Session moderator Pablo Tebas, who studied the aforementioned University of Pennsylvania patient, said these results are a "strong signal" that this gene therapy approach is effective. He suggested that an increase in viral load after stopping ART may be a necessary part of procedure, as resurgent virus may kill off normal CD4 cells and therefore select for the modified resistant cells.

9/12/13

References

D Ando, J Lalezari, G Blick, et al. Functional control of viremia in CCR5-Δ32 heterozygous (Δ32HZ) HIV+ subjects following adoptive transfer of zinc finger nuclease CCR5 modified autologous CD4 T-cells (SB-728-T). 53rd Interscience Conference on Antimicrobial Agents and Chemotherapy (ICAAC 2013). Denver, September 10-13, 2013. Abstract H-1464c.

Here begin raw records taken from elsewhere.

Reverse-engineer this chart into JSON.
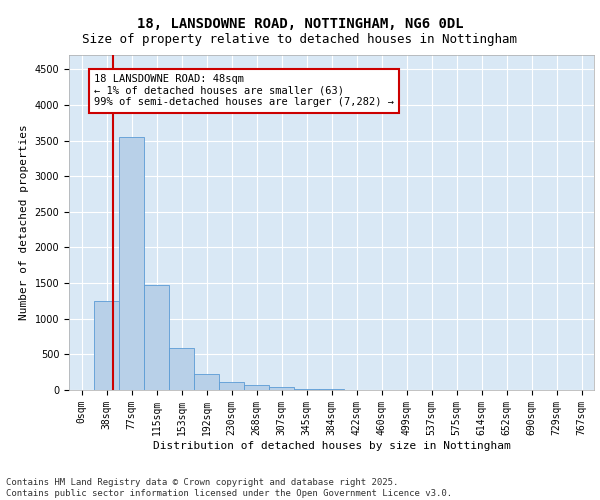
{
  "title_line1": "18, LANSDOWNE ROAD, NOTTINGHAM, NG6 0DL",
  "title_line2": "Size of property relative to detached houses in Nottingham",
  "xlabel": "Distribution of detached houses by size in Nottingham",
  "ylabel": "Number of detached properties",
  "bar_labels": [
    "0sqm",
    "38sqm",
    "77sqm",
    "115sqm",
    "153sqm",
    "192sqm",
    "230sqm",
    "268sqm",
    "307sqm",
    "345sqm",
    "384sqm",
    "422sqm",
    "460sqm",
    "499sqm",
    "537sqm",
    "575sqm",
    "614sqm",
    "652sqm",
    "690sqm",
    "729sqm",
    "767sqm"
  ],
  "bar_values": [
    5,
    1250,
    3550,
    1480,
    590,
    225,
    110,
    70,
    40,
    20,
    10,
    5,
    2,
    2,
    1,
    1,
    0,
    0,
    0,
    0,
    0
  ],
  "bar_color": "#b8d0e8",
  "bar_edge_color": "#5b9bd5",
  "background_color": "#d9e8f5",
  "grid_color": "#ffffff",
  "vline_x": 1.26,
  "vline_color": "#cc0000",
  "annotation_text": "18 LANSDOWNE ROAD: 48sqm\n← 1% of detached houses are smaller (63)\n99% of semi-detached houses are larger (7,282) →",
  "annotation_box_color": "#ffffff",
  "annotation_box_edge_color": "#cc0000",
  "ylim": [
    0,
    4700
  ],
  "yticks": [
    0,
    500,
    1000,
    1500,
    2000,
    2500,
    3000,
    3500,
    4000,
    4500
  ],
  "footer_text": "Contains HM Land Registry data © Crown copyright and database right 2025.\nContains public sector information licensed under the Open Government Licence v3.0.",
  "title_fontsize": 10,
  "subtitle_fontsize": 9,
  "annotation_fontsize": 7.5,
  "footer_fontsize": 6.5,
  "tick_fontsize": 7,
  "ylabel_fontsize": 8,
  "xlabel_fontsize": 8
}
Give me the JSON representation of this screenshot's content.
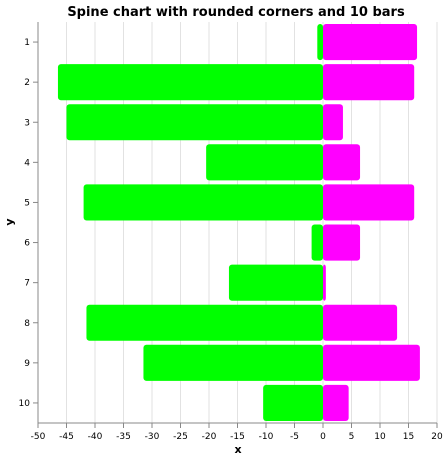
{
  "chart_data": {
    "type": "bar",
    "orientation": "horizontal",
    "title": "Spine chart with rounded corners and 10 bars",
    "xlabel": "x",
    "ylabel": "y",
    "xlim": [
      -50,
      20
    ],
    "x_ticks": [
      -50,
      -45,
      -40,
      -35,
      -30,
      -25,
      -20,
      -15,
      -10,
      -5,
      0,
      5,
      10,
      15,
      20
    ],
    "categories": [
      "1",
      "2",
      "3",
      "4",
      "5",
      "6",
      "7",
      "8",
      "9",
      "10"
    ],
    "series": [
      {
        "color": "#00ff00",
        "values": [
          -1,
          -46.5,
          -45,
          -20.5,
          -42,
          -2,
          -16.5,
          -41.5,
          -31.5,
          -10.5
        ]
      },
      {
        "color": "#ff00ff",
        "values": [
          16.5,
          16,
          3.5,
          6.5,
          16,
          6.5,
          0.5,
          13,
          17,
          4.5
        ]
      }
    ],
    "grid": true,
    "legend": "none"
  }
}
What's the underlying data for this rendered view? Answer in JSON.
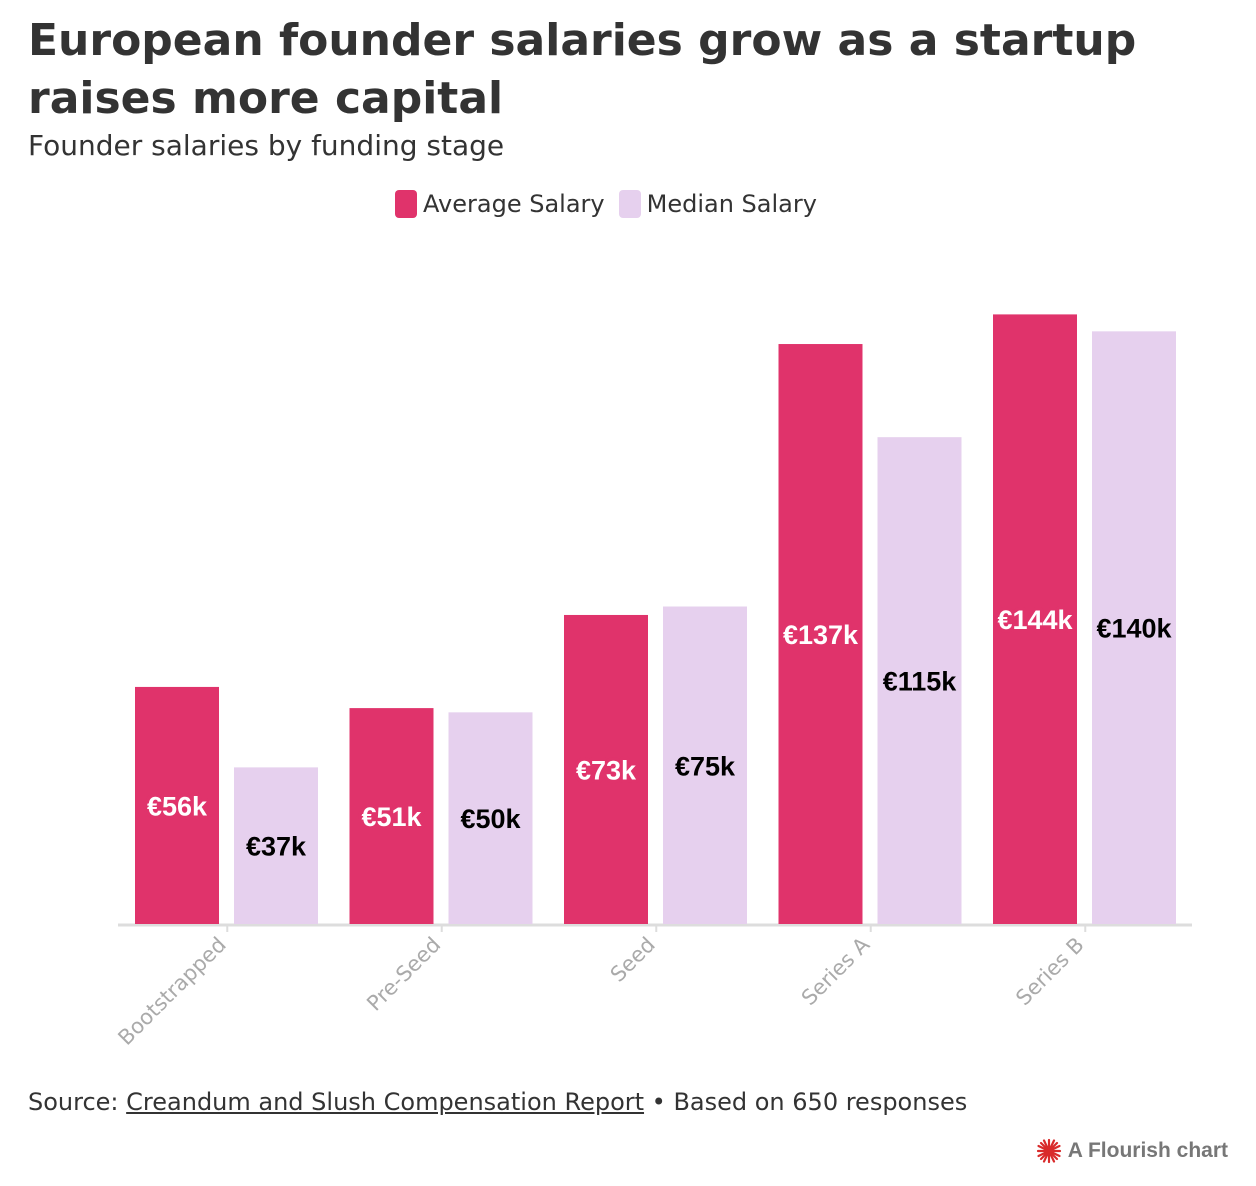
{
  "title": "European founder salaries grow as a startup raises more capital",
  "subtitle": "Founder salaries by funding stage",
  "source": {
    "prefix": "Source: ",
    "link_text": "Creandum and Slush Compensation Report",
    "suffix": " • Based on 650 responses"
  },
  "credit": "A Flourish chart",
  "colors": {
    "average": "#e0336b",
    "median": "#e6d0ee",
    "axis": "#dddddd",
    "tick_text": "#aaaaaa"
  },
  "chart_data": {
    "type": "bar",
    "title": "European founder salaries grow as a startup raises more capital",
    "subtitle": "Founder salaries by funding stage",
    "xlabel": "",
    "ylabel": "",
    "ylim": [
      0,
      150
    ],
    "grid": false,
    "legend_position": "top-center",
    "categories": [
      "Bootstrapped",
      "Pre-Seed",
      "Seed",
      "Series A",
      "Series B"
    ],
    "series": [
      {
        "name": "Average Salary",
        "values": [
          56,
          51,
          73,
          137,
          144
        ],
        "labels": [
          "€56k",
          "€51k",
          "€73k",
          "€137k",
          "€144k"
        ]
      },
      {
        "name": "Median Salary",
        "values": [
          37,
          50,
          75,
          115,
          140
        ],
        "labels": [
          "€37k",
          "€50k",
          "€75k",
          "€115k",
          "€140k"
        ]
      }
    ]
  }
}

J Zeidan, G Lee, J Lalezari, et al.Host immune environment significantly impact the level of CD4 reconstitution and the effects on latent reservoir in HIV subjects receiving ZFN CCR5 modified CD4 T-cells (SB-728-T).53rd Interscience Conference on Antimicrobial Agents and Chemotherapy (ICAAC 2013). Denver, September 10-13, 2013. Abstract H-674.

Other Source

Sangamo BioSciences. Sangamo BioSciences Announces Presentation of Clinical Data Demonstrating Functional Control of Viremia in HIV-Infected Subjects treated with SB-728-T. Press release. September 12, 2013.